La elección de esta ubicación responde a la estrategia de dispersión de fuerzas, estableciendo un nodo operativo fundamental a unos 320 kilómetros al sureste de Darwin, una distancia geográfica que reduce la vulnerabilidad ante posibles ofensivas directas contra bases tradicionales de primera línea como la isla de Guam.
El B-52H Stratofortress es un bombardero pesado de largo alcance con capacidad para ejecutar misiones convencionales y nucleares, contando con un alcance de combate sin reabastecimiento de 14.200 kilómetros que puede extenderse indefinidamente mediante reabastecimiento en vuelo.
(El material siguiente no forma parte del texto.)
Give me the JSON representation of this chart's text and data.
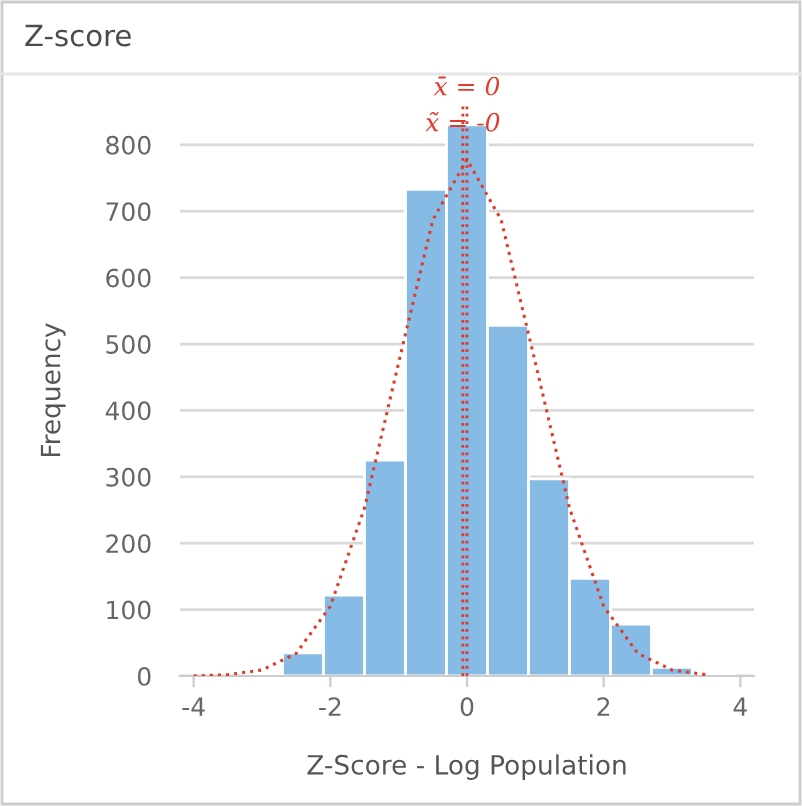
{
  "chart_data": {
    "type": "histogram",
    "title": "Z-score",
    "xlabel": "Z-Score - Log Population",
    "ylabel": "Frequency",
    "series": [
      {
        "color": "#85bbe5",
        "bins": [
          -3.3,
          -2.7,
          -2.1,
          -1.5,
          -0.9,
          -0.3,
          0.3,
          0.9,
          1.5,
          2.1,
          2.7,
          3.3,
          3.9
        ],
        "values": [
          2,
          35,
          122,
          325,
          733,
          830,
          528,
          297,
          147,
          78,
          13,
          3
        ]
      },
      {
        "type": "line",
        "color": "#e03a2a",
        "line_style": "dotted",
        "x": [
          -4,
          -3.5,
          -3,
          -2.5,
          -2,
          -1.5,
          -1,
          -0.5,
          0,
          0.5,
          1,
          1.5,
          2,
          2.5,
          3,
          3.5
        ],
        "values": [
          0,
          2,
          9,
          34,
          105,
          253,
          472,
          687,
          778,
          687,
          472,
          253,
          105,
          34,
          9,
          2
        ]
      }
    ],
    "ref_lines": [
      {
        "axis": "x",
        "value": 0,
        "label": "x̄ = 0",
        "color": "#e03a2a",
        "line_style": "dotted"
      },
      {
        "axis": "x",
        "value": -0.06,
        "label": "x̃ = -0",
        "color": "#e03a2a",
        "line_style": "dotted"
      }
    ],
    "xlim": [
      -4.2,
      4.2
    ],
    "xticks": [
      -4,
      -2,
      0,
      2,
      4
    ],
    "ylim": [
      0,
      860
    ],
    "yticks": [
      0,
      100,
      200,
      300,
      400,
      500,
      600,
      700,
      800
    ],
    "grid": "y"
  }
}
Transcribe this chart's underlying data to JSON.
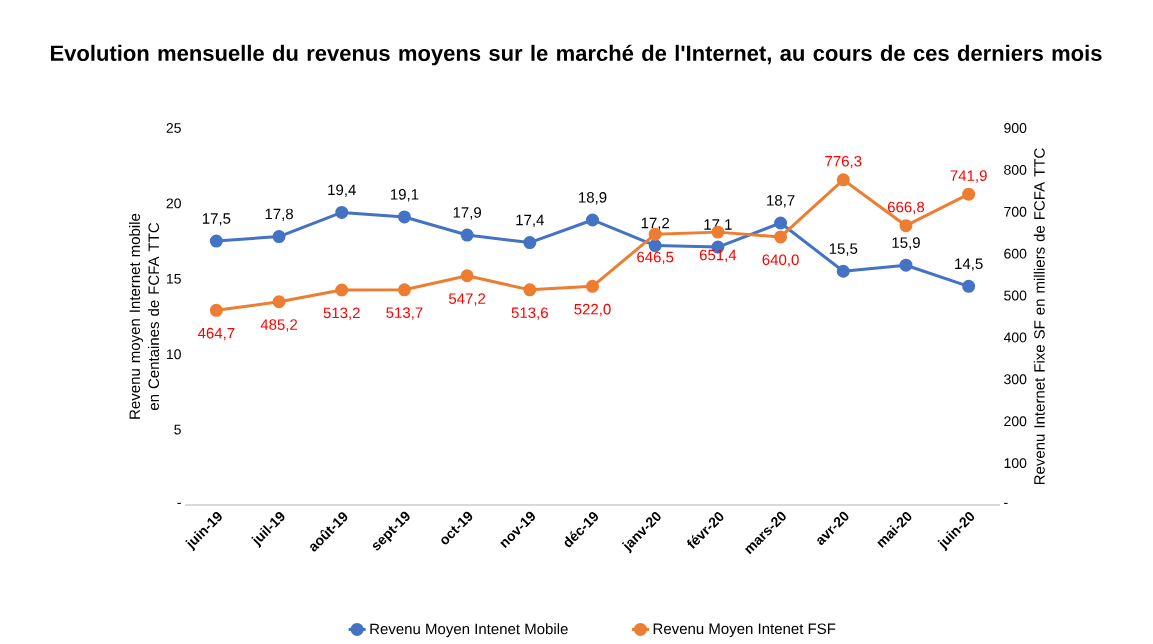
{
  "chart_data": {
    "type": "line",
    "title": "Evolution mensuelle du revenus moyens sur le marché de l'Internet, au cours de ces derniers mois",
    "ylabel": "Revenu moyen Internet mobile en Centaines de FCFA TTC",
    "y2label": "Revenu Internet Fixe SF en milliers de FCFA TTC",
    "categories": [
      "juin-19",
      "juil-19",
      "août-19",
      "sept-19",
      "oct-19",
      "nov-19",
      "déc-19",
      "janv-20",
      "févr-20",
      "mars-20",
      "avr-20",
      "mai-20",
      "juin-20"
    ],
    "series": [
      {
        "name": "Revenu Moyen Intenet Mobile",
        "color": "#4472c4",
        "values": [
          17.5,
          17.8,
          19.4,
          19.1,
          17.9,
          17.4,
          18.9,
          17.2,
          17.1,
          18.7,
          15.5,
          15.9,
          14.5
        ],
        "value_labels": [
          "17,5",
          "17,8",
          "19,4",
          "19,1",
          "17,9",
          "17,4",
          "18,9",
          "17,2",
          "17,1",
          "18,7",
          "15,5",
          "15,9",
          "14,5"
        ]
      },
      {
        "name": "Revenu Moyen Intenet FSF",
        "color": "#ed7d31",
        "axis": "y2",
        "values": [
          464.7,
          485.2,
          513.2,
          513.7,
          547.2,
          513.6,
          522.0,
          646.5,
          651.4,
          640.0,
          776.3,
          666.8,
          741.9
        ],
        "value_labels": [
          "464,7",
          "485,2",
          "513,2",
          "513,7",
          "547,2",
          "513,6",
          "522,0",
          "646,5",
          "651,4",
          "640,0",
          "776,3",
          "666,8",
          "741,9"
        ]
      }
    ],
    "ylim": [
      0,
      25
    ],
    "yticks": [
      {
        "value": 0,
        "label": "-"
      },
      5,
      10,
      15,
      20,
      25
    ],
    "y2lim": [
      0,
      900
    ],
    "y2ticks": [
      {
        "value": 0,
        "label": "-"
      },
      100,
      200,
      300,
      400,
      500,
      600,
      700,
      800,
      900
    ],
    "legend": "bottom",
    "marker": "circle",
    "line_style": "solid"
  }
}
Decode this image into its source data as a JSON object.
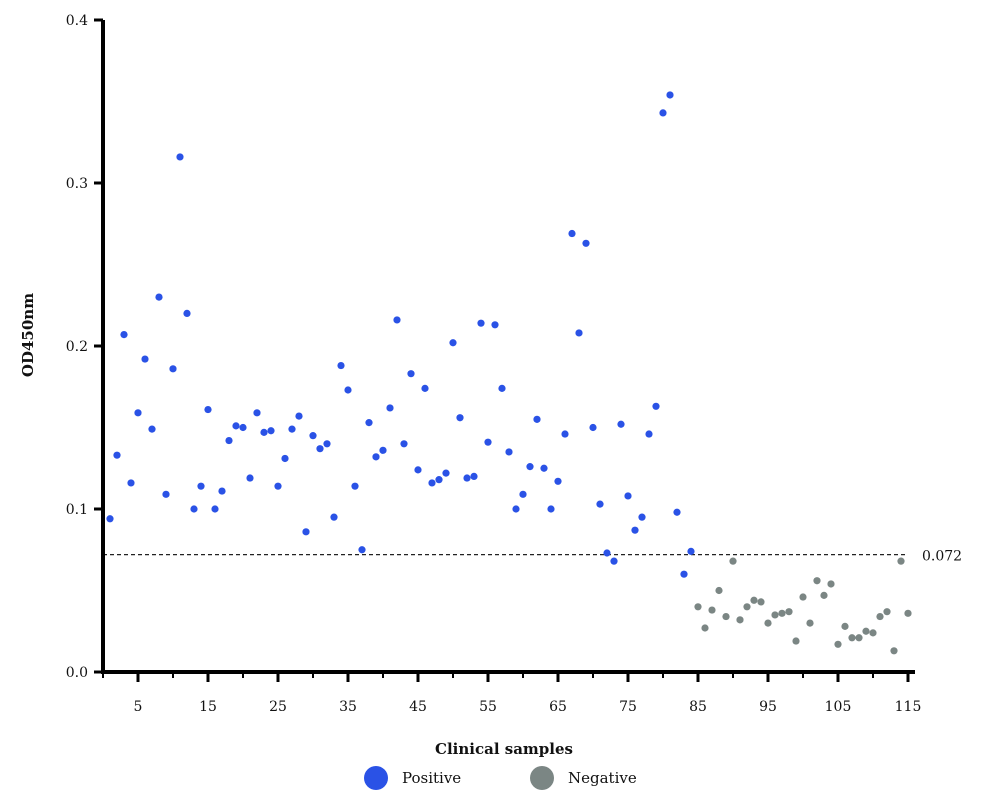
{
  "chart_data": {
    "type": "scatter",
    "title": "",
    "xlabel": "Clinical samples",
    "ylabel": "OD450nm",
    "xlim": [
      0,
      116
    ],
    "ylim": [
      0,
      0.4
    ],
    "xticks": [
      5,
      15,
      25,
      35,
      45,
      55,
      65,
      75,
      85,
      95,
      105,
      115
    ],
    "yticks": [
      0.0,
      0.1,
      0.2,
      0.3,
      0.4
    ],
    "ytick_labels": [
      "0.0",
      "0.1",
      "0.2",
      "0.3",
      "0.4"
    ],
    "grid": false,
    "legend_position": "bottom",
    "cutoff": {
      "value": 0.072,
      "label": "0.072"
    },
    "series": [
      {
        "name": "Positive",
        "color": "#2a52e6",
        "x": [
          1,
          2,
          3,
          4,
          5,
          6,
          7,
          8,
          9,
          10,
          11,
          12,
          13,
          14,
          15,
          16,
          17,
          18,
          19,
          20,
          21,
          22,
          23,
          24,
          25,
          26,
          27,
          28,
          29,
          30,
          31,
          32,
          33,
          34,
          35,
          36,
          37,
          38,
          39,
          40,
          41,
          42,
          43,
          44,
          45,
          46,
          47,
          48,
          49,
          50,
          51,
          52,
          53,
          54,
          55,
          56,
          57,
          58,
          59,
          60,
          61,
          62,
          63,
          64,
          65,
          66,
          67,
          68,
          69,
          70,
          71,
          72,
          73,
          74,
          75,
          76,
          77,
          78,
          79,
          80,
          81,
          82,
          83,
          84
        ],
        "y": [
          0.094,
          0.133,
          0.207,
          0.116,
          0.159,
          0.192,
          0.149,
          0.23,
          0.109,
          0.186,
          0.316,
          0.22,
          0.1,
          0.114,
          0.161,
          0.1,
          0.111,
          0.142,
          0.151,
          0.15,
          0.119,
          0.159,
          0.147,
          0.148,
          0.114,
          0.131,
          0.149,
          0.157,
          0.086,
          0.145,
          0.137,
          0.14,
          0.095,
          0.188,
          0.173,
          0.114,
          0.075,
          0.153,
          0.132,
          0.136,
          0.162,
          0.216,
          0.14,
          0.183,
          0.124,
          0.174,
          0.116,
          0.118,
          0.122,
          0.202,
          0.156,
          0.119,
          0.12,
          0.214,
          0.141,
          0.213,
          0.174,
          0.135,
          0.1,
          0.109,
          0.126,
          0.155,
          0.125,
          0.1,
          0.117,
          0.146,
          0.269,
          0.208,
          0.263,
          0.15,
          0.103,
          0.073,
          0.068,
          0.152,
          0.108,
          0.087,
          0.095,
          0.146,
          0.163,
          0.343,
          0.354,
          0.098,
          0.06,
          0.074
        ]
      },
      {
        "name": "Negative",
        "color": "#7b8684",
        "x": [
          85,
          86,
          87,
          88,
          89,
          90,
          91,
          92,
          93,
          94,
          95,
          96,
          97,
          98,
          99,
          100,
          101,
          102,
          103,
          104,
          105,
          106,
          107,
          108,
          109,
          110,
          111,
          112,
          113,
          114,
          115
        ],
        "y": [
          0.04,
          0.027,
          0.038,
          0.05,
          0.034,
          0.068,
          0.032,
          0.04,
          0.044,
          0.043,
          0.03,
          0.035,
          0.036,
          0.037,
          0.019,
          0.046,
          0.03,
          0.056,
          0.047,
          0.054,
          0.017,
          0.028,
          0.021,
          0.021,
          0.025,
          0.024,
          0.034,
          0.037,
          0.013,
          0.068,
          0.036
        ]
      }
    ]
  }
}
Esta es una de las prestaciones técnicas que permiten a las tripulaciones norteamericanas cubrir inmensas áreas operativas en el Sudeste Asiático marítimo y el Pacífico Occidental, proyectando disuasión estratégica regional.
Ahora bien, la operatividad de estas aeronaves se sustenta en la profunda modernización de la Base Tindal, una instalación que dejó de ser un simple punto de tránsito para consolidarse como un centro de combate activo gracias a una inversión de 1.100 millones de dólares iniciada en el año 2020. Esta infraestructura no solo incrementa la resiliencia de la coalición frente a posibles ataques a bases concentradas, sino que obliga a cualquier adversario a dispersar y complicar drásticamente sus planes de vigilancia y ataque en la región.
Este despliegue estratégico en el norte australiano facilita además una integración directa con el Escuadrón No. 75 de la Real Fuerza Aérea Australiana, el cual opera de forma permanente cazas de quinta generación F-35A Lightning II desde la misma base.
La efectividad de esta sinergia combinada cuenta con importantes antecedentes, como la rotación de 2024 en la base de Amberley, donde 3 bombarderos furtivos B-2A Spirit y más de 180 efectivos de apoyo militar completaron 34 salidas aéreas y acumularon más de 295 horas de vuelo junto a una compleja red de cazas F-35A, Super Hornets, aviones de guerra electrónica Growler y aeronaves de alerta temprana.